A fire drill is a method of practicing the evacuation of a building for a fire or other emergency. Generally, the emergency system (usually an alarm) is activated and the building is evacuated as though a real fire had occurred. Usually, the time it takes to evacuate is measured to ensure that it occurs within a reasonable length of time, and problems with the emergency system or evacuation procedures are identified to be remedied.
At The Conversation, we’ve been running fire drills recently. Not to evacuate a building, but to see how long it takes us to rebuild our entire production environment. Take a new VPS, and time how long it takes to get our production environment running again.
Our process for doing this has evolved over the past few weeks, to the point where we can now run a single command to provision an entire VPS and restore from our database backups.
The first fire drill
The first test was to figure out if we could actually do it, without the help of our resident systems expert. So we hosed our staging environment, and told a random developer on the team to fix it. Despite all of our documentation and existing build scripts, it took nearly 2 days.
Our documentation claimed a record of 30 minutes to accomplish this feat, so we had failed miserably.
Houston… we have a problem
We use dollhouse and babushka to provision our servers. It’s great to be able to build a full stack on a remote machine by running one command. So when we sat down to run the fire drill, we were pretty confident that anyone in our team could get things going again.
So why did it take 2 days?
Along with our build scripts, we have a document that describes all of the manual processes required to truly build a new production environment:
- How to spin up a new VM
- Updating IP addresses in the dollhouse config file
- Removing IP address from your known_hosts file
- Updating the IP address for the remote server in your git config
- How to find and restore a database backup
Like most documents, it was a little out of date, as were some of our Babushka scripts.
What should have taken 30 minutes, took 2 days of document and build script debugging.
We re-ran the fire drill, fixing problems as they arose, until we were confident in our ability to rebuild the staging environment.

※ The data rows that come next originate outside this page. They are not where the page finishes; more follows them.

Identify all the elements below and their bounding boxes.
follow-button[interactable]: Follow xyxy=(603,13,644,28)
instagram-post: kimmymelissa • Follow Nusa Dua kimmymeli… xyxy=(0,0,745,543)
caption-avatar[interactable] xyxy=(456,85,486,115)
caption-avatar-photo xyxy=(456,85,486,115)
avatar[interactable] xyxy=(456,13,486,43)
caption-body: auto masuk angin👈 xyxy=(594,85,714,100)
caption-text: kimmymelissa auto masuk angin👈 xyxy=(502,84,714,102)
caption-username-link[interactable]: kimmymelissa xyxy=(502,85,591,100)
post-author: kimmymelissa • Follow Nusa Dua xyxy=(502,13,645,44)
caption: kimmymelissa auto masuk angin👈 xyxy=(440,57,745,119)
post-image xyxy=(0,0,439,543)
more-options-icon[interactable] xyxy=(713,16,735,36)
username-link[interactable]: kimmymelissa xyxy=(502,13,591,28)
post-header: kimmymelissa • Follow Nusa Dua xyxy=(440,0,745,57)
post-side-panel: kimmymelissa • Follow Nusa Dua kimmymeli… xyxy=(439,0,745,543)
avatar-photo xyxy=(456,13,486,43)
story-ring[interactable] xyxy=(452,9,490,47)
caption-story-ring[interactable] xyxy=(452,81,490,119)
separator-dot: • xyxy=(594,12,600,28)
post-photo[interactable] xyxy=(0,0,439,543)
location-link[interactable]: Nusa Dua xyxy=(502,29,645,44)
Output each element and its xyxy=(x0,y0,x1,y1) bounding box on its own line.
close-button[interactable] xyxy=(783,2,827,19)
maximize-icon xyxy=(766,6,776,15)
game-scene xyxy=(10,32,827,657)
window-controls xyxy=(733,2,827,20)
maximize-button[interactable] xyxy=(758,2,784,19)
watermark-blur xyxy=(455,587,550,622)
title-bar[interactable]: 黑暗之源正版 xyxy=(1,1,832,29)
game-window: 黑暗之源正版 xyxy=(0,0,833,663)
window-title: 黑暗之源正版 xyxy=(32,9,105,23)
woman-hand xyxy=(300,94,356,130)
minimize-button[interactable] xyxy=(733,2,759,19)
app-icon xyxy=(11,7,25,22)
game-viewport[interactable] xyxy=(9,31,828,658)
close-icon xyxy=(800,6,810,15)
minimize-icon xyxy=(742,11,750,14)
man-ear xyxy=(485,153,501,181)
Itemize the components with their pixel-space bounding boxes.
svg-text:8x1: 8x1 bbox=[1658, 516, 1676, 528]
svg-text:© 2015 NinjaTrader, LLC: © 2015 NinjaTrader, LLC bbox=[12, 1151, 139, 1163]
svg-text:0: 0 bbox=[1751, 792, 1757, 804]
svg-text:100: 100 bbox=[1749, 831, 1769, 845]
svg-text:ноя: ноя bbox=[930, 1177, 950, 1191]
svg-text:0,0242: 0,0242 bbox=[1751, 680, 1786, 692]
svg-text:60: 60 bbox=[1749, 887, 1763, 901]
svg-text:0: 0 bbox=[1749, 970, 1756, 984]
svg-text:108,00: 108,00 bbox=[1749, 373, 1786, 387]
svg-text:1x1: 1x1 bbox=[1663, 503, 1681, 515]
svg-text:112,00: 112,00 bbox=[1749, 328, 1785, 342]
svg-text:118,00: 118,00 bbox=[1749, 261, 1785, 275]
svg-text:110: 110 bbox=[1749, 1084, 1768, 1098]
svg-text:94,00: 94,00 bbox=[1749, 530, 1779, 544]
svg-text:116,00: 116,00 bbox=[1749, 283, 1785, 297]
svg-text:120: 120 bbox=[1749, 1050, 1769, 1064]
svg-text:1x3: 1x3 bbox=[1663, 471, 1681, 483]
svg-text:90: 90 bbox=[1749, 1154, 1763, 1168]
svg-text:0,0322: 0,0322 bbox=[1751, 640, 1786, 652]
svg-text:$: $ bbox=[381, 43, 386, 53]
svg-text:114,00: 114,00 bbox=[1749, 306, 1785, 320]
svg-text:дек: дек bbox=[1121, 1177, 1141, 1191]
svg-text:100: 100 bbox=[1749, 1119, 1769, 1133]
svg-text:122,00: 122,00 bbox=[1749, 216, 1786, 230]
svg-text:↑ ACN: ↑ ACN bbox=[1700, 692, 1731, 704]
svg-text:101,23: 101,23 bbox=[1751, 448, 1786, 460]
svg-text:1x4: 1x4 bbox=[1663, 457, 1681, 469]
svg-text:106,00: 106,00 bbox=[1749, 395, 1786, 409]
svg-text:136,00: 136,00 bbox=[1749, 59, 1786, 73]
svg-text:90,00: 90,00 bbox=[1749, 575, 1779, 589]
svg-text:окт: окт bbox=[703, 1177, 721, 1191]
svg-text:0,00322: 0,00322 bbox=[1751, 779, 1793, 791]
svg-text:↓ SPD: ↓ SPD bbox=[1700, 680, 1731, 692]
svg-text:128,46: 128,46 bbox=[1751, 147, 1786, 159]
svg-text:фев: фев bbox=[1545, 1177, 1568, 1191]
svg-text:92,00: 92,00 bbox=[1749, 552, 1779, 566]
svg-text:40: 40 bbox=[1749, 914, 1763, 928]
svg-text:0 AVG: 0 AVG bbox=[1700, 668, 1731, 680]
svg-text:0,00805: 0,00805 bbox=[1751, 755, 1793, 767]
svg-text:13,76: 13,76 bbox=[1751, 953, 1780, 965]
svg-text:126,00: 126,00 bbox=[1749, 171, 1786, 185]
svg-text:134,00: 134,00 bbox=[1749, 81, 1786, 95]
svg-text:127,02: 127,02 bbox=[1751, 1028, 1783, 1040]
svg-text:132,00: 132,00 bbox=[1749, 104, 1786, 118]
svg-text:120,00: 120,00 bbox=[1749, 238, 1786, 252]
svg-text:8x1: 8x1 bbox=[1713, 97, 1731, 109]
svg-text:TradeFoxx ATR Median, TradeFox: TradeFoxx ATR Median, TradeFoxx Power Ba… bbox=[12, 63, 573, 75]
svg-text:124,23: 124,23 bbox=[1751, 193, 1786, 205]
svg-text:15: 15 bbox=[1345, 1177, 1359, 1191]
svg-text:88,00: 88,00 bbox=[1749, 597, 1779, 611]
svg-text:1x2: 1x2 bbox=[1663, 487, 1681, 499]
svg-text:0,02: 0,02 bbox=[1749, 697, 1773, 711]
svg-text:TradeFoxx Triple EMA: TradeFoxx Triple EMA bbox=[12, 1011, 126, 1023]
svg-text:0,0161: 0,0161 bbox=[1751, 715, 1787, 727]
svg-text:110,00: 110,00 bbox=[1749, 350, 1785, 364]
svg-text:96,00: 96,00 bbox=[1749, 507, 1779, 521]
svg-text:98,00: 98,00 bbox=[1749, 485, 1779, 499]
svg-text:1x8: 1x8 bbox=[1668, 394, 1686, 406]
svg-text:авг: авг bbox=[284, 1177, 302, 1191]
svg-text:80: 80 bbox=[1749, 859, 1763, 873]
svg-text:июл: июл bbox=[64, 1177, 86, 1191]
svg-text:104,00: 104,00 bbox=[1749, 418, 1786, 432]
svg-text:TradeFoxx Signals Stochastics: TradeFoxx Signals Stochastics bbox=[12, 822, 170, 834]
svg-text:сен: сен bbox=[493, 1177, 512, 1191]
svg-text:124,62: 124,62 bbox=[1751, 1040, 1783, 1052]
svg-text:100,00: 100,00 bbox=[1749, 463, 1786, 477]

Then we handed it all over to another developer, to see if we had really nailed it.
We failed again
What happened? We thought we had the build nailed, I guess we didn’t. New pieces of infrastructure had been installed, and while scripted via babushka, they hadn’t been tested in conjunction with all of the other scripts.
This time it only took a day to get everything up to date. We were getting better at this, but we weren’t yet comfortable with what we had.
We worked hard on the build scripts, wrapping our manual steps up into another script, so that we couldn’t forget a step, or mistype something. We weren’t happy until we had one command to run, passing in an IP address and environment variable, to build a full server stack, restore from a database backup and start our application.
Our new build document is much cleaner:
- Spin up a new VM
$ rake server:provision IP=xxx.xxx.xxx.xxx ENV=staging
- Drink beer
Our current setup isn’t without flaws, but we’ve learnt a lot in the past few weeks.
What did we learn?
- Documentation gets out of date.
- Build scripts get out of date.
- Automate everything, manual steps get missed.
- Fire drills should be run, all the time, to ensure correctness.
In the future, we’re hoping to set up a build on our CI server that will run nightly, completely rebuilding our staging environment from scratch.
Essentially we want an automated fire drill.